À part des exceptions comme la Nouvelle-Zélande,  la Bulgarie ou Malte, qui ont pris des mesures très tôt, la situation n’a été comprise par la majorité des gouvernements qu’à la mi-mars et les systèmes sanitaires ont dû, en sous-effectif chronique, faire face à une épidémie inconnue, sans vaccins, sans matériel adéquat, tant au niveau des masques pour les soignants que des appareils respiratoires disponibles pour les patients.

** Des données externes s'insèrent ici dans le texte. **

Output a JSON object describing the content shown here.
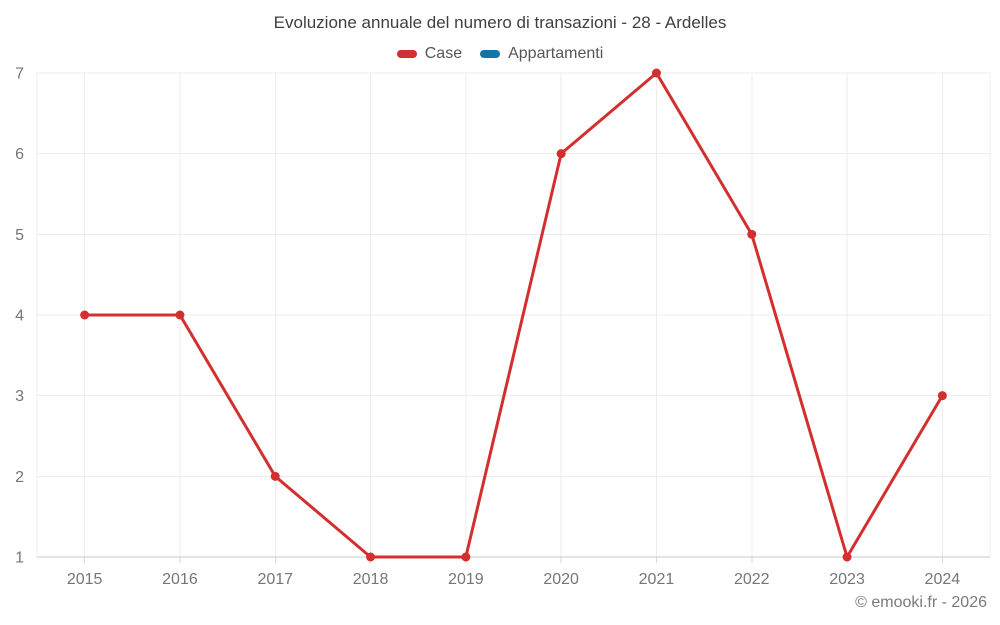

En Suisse, c’est donc au confinement qu’on doit ces 1% de morts (près de 2000 personnes quand même) un chiffre qui, sans mesure de confinement, serait facilement monté au dessus des 25 000, compte tenu d’une infrastructure hospitalière inadéquate et du facteur exponentiel qui fait qu’une personne malade en infecte au moins trois autres qui elles-mêmes en infectent au moins trois autres et ainsi de suite.

69, ANNÉE PANDÉMIQUE OU LA GRIPPE DE HONG KONG (DONT PERSONNE NE SE RAPPELLE)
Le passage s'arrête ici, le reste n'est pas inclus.